В конце октября в полевом штабе армии началось обсуждение плана возобновления вторжения в Южную Болгарию через Балканы. Его самыми активными сторонниками выступили Николай Николаевич и Гурко. Начать осуществление плана предполагалось с наступления отряда Гурко по софийскому шоссе в район «пятиугольника» населенных пунктов у северного склона Балкан: Орхание — Лютиково — Вратеш — Правец — Этрополь. В этот район, по мнению ряда турецких генералов, должна была прорываться блокированная армия Османа-паши. Усилив находившиеся здесь войска, Осман должен был превратить Орхание в новую «Плевну». Следовательно, овладение этим районом, по замыслу главнокомандующего, позволяло еще туже затянуть на плевненском гарнизоне петлю блокады. В качестве промежуточной цели наступления планировалась расположенная по южную сторону Балкан София.

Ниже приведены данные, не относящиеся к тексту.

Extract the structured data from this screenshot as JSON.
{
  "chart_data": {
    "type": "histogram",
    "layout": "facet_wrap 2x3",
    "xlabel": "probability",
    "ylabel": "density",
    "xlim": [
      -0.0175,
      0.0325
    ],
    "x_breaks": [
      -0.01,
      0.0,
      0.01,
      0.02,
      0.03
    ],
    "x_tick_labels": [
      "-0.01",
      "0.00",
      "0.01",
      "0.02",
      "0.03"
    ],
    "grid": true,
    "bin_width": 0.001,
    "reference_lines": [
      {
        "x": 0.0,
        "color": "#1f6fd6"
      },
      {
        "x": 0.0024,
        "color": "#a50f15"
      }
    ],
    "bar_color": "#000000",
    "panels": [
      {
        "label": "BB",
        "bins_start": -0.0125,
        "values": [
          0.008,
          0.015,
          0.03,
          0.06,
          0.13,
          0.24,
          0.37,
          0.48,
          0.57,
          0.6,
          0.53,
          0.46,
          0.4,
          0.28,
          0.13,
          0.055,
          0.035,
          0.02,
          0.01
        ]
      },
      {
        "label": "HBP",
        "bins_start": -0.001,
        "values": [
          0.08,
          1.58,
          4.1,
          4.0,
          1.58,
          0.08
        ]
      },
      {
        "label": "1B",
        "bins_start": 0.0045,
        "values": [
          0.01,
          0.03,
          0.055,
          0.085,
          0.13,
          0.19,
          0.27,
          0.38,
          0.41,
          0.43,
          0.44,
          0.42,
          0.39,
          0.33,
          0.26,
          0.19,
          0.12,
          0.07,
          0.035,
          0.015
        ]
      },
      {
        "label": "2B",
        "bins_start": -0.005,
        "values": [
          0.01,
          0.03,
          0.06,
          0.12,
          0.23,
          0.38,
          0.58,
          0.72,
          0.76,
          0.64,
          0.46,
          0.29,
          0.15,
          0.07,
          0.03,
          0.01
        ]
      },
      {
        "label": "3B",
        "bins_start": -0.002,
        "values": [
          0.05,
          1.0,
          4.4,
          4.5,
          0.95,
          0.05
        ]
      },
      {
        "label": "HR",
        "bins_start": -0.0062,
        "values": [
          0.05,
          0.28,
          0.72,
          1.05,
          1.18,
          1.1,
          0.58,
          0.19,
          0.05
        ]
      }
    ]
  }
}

Именно сюда прибыл Мехмед-Али-паша после получения 18 сентября (1 октября) телеграммы из Константинополя о своем смещении с поста главнокомандующего и назначении на него Сулеймана-паши. Вскоре в турецкой столице родился план собрать в Софии новую армию и под руководством Мехмеда-Али бросить ее на выручку плевненскому гарнизону. Свидетелем этой подготовки стал В. Бекер-паша. В самом начале ноября он прибыл в Константинополь с целью побудить султанское правительство ускорить спасение доблестных защитников Плевны. Бекера уверяли, что будет собрано не менее 87 батальонов «и что с этими силами легко будет освободить Плевну». Когда же Мехмед-Али прибыл в Софию, «то застал на месте одни лишь деморализованные батальоны мустахфиза, отступившие перед Гурко»[847]. Для их усиления в Софию сгоняли новое, наскоро собранное пополнение. Однако, как позднее писал Бекер, «в Константинополе считали только батальоны и не обращали никакого внимания на то, что они не были обучены, не имели офицеров и, быть может, состояли всего из двух- или трехсот человек»[848]. Общая численность этого воинства не превышала 25 тысяч человек. Но и это количество постоянно сокращалось. Основной причиной были не боевые потери и болезни, а дезертирство. С началом боев эта зараза приняла угрожающие размеры, и Мехмед-Али прибег к самому эффективному «лечению» — расстрелам. И вот эта аморфная масса новобранцев, с вкраплением нескольких опытных батальонов из Боснии и Албании, должна была пройти до Плевны более 150 км по разоренной территории, преодолевая при этом сопротивление закаленных боями русских полков? В реальность выполнения подобного плана в ноябре 1877 г. в штабе Мехмеда-Али уже никто не верил.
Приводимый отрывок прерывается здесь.